Die Berufung der Beklagten gegen das Urteil des Arbeitsgerichts Hamburg vom 8. November 2022, Az. 9 Ca 192/22, wird zurückgewiesen.

Von den Kosten des Berufungsverfahrens hat die Klägerin 1/5, die Beklagte 4/5 zu tragen.

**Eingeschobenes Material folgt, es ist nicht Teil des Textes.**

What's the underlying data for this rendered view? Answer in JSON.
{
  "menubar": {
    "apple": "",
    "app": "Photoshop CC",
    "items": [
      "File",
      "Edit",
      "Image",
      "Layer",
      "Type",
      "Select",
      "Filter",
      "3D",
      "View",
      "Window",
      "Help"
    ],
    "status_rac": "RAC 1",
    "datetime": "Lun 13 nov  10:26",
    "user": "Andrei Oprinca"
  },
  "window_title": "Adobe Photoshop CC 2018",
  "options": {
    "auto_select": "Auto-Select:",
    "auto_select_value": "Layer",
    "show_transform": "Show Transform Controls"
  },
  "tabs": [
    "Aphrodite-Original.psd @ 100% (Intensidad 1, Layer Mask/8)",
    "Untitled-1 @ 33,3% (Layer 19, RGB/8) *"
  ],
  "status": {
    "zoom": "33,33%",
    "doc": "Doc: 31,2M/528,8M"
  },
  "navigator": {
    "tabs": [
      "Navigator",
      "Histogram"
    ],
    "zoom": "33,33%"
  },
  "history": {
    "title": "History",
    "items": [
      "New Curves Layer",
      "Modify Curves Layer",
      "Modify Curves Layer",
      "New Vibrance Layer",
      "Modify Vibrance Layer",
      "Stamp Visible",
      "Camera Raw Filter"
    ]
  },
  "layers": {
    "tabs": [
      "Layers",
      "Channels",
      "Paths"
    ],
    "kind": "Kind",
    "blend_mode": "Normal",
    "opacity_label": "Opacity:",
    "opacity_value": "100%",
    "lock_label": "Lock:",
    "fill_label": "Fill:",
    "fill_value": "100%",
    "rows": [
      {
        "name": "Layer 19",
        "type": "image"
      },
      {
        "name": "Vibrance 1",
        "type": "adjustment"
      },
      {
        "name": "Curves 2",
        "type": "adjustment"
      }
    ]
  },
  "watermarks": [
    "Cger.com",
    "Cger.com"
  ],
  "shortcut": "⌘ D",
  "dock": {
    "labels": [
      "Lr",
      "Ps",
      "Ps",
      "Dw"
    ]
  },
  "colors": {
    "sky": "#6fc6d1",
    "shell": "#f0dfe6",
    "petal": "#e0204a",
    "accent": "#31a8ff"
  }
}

Die Revision wird für die Klägerin zugelassen, für die Beklagte wird sie nicht zugelassen.

Normenkette:

KSchG § 13; KSchG § 4; KSchG § 7; BGB § 626;

Tatbestand

Die Parteien streiten im Wesentlichen um die Beendigung des zwischen ihnen bestehenden Arbeitsverhältnisses aufgrund einer durch die Beklagte ausgesprochenen außerordentlichen Kündigung und darum, wie die Klägerin (weiter) zu beschäftigen ist.

1. 2. 3.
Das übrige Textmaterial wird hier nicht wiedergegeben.